North Korea sentenced a detained American to 15 years of “compulsory labor,” punishment for what Pyongyang describes as an attempt to overthrow its government.
In a brief statement released by its state-run news agency, the North said the sentence for Kenneth Bae, a tour operator from Washington state, had been handed down by its Supreme Court on Tuesday.
Bae’s punishment complicates the decision-making for Washington, which had been hoping to open talks with the North only if Pyongyang showed signs of curbing its weapons program. The North has detained six Americans since 2009, using them in some cases to leverage high-profile rescue trips from former presidents Jimmy Carter and Bill Clinton.

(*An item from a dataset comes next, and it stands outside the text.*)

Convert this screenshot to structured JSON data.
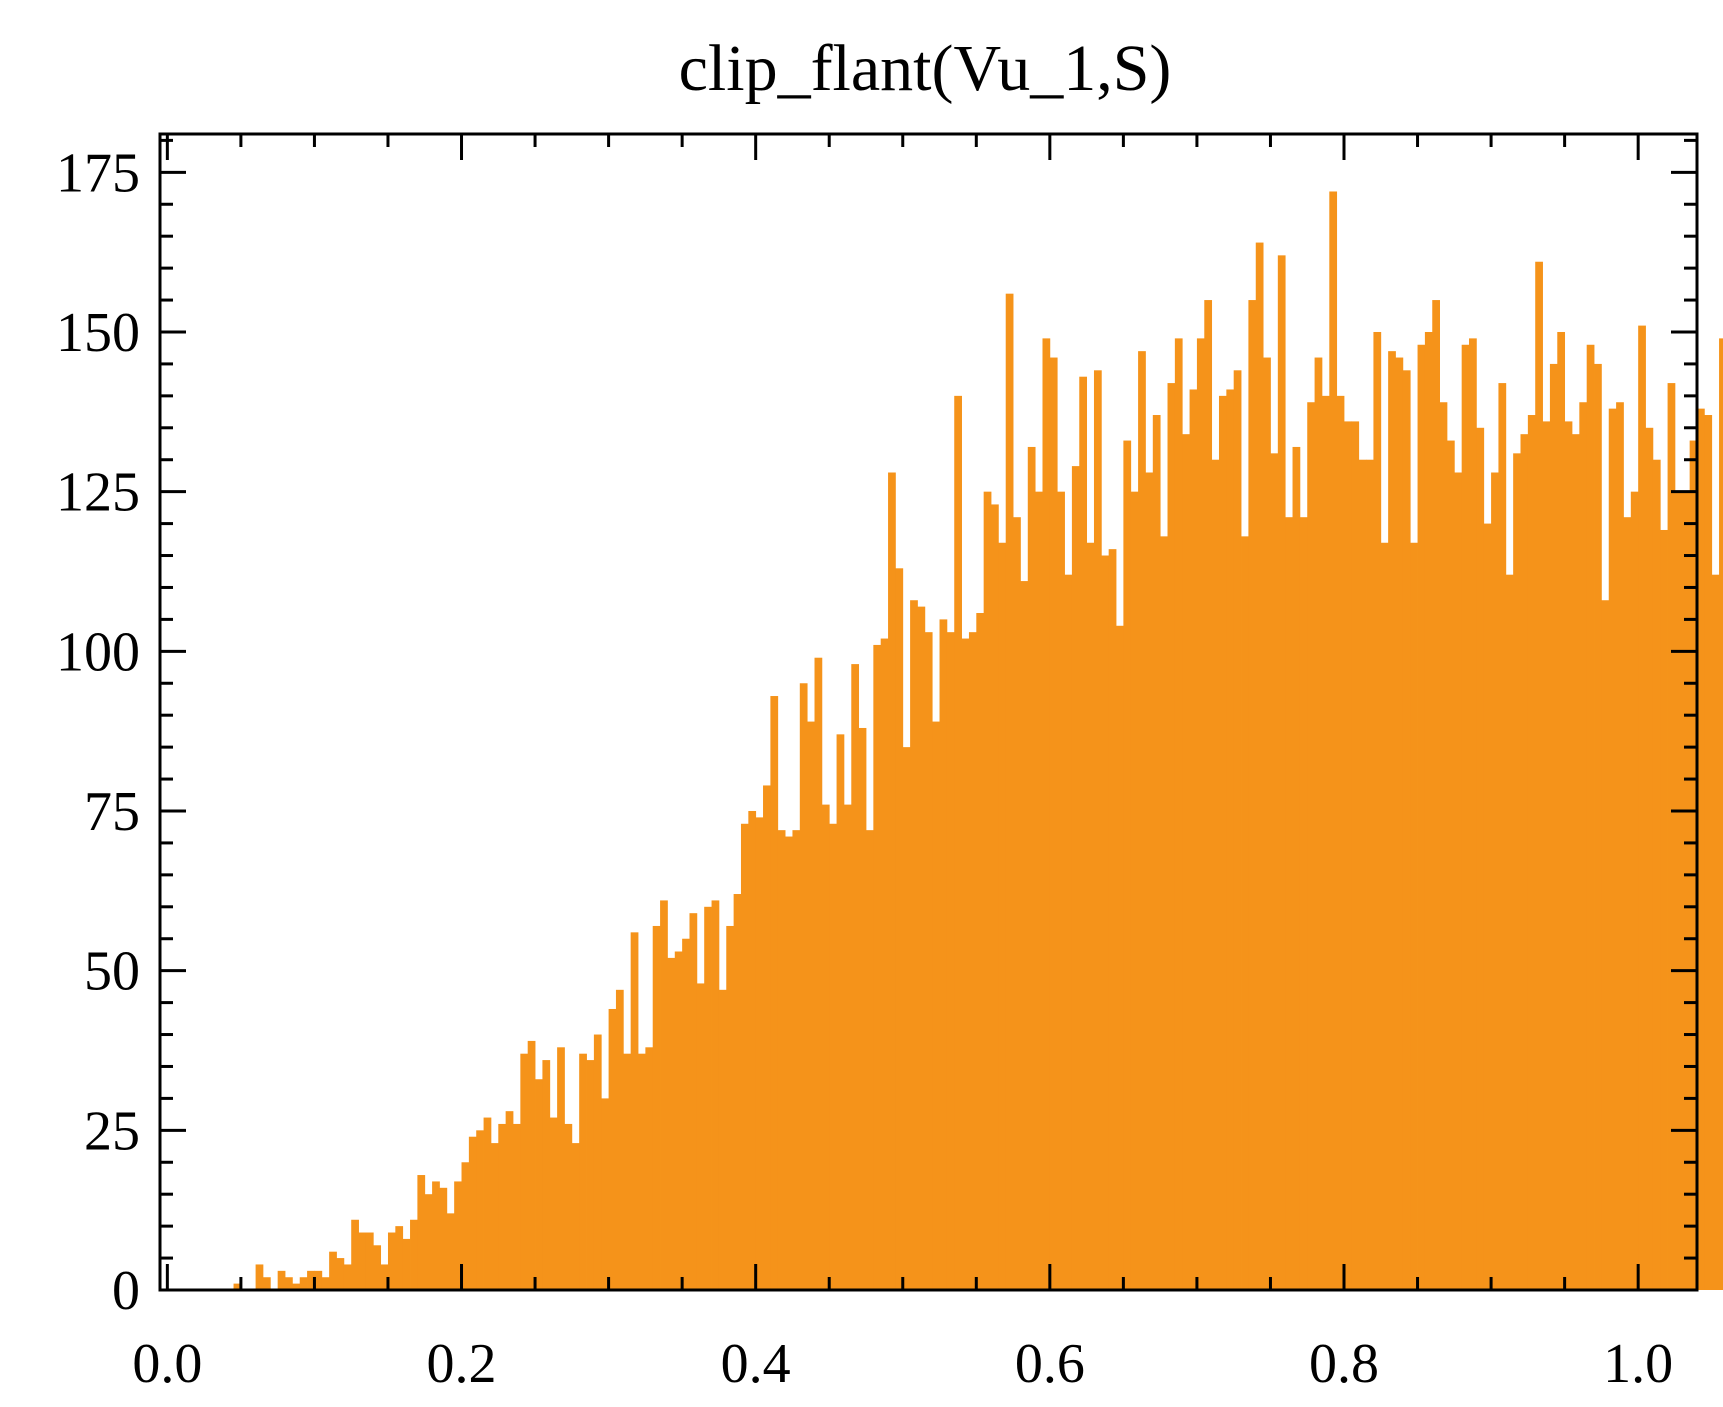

Bae was arrested last November while traveling with a small group in Rason, a special economic zone. The North has provided few specifics about Bae’s actions there, but activists in Seoul speculate he was perhaps found with pictures of hungry children.
Members from the Swedish embassy met with Bae last Friday, a U.S. State Department spokesman said.
“We are explicitly calling for the release of this U.S. citizen immediately on humanitarian grounds,” the spokesman, Patrick Ventrell, said Monday.
South Korea’s Yonhap news agency reported Thursday that former President Carter is considering a trip to Pyongyang, both to push for the resumption of dialogue and negotiate the release of Bae. Carter wrote a latter recently to Secretary of State John F. Kerry expressing his interest, the Yonhap report said.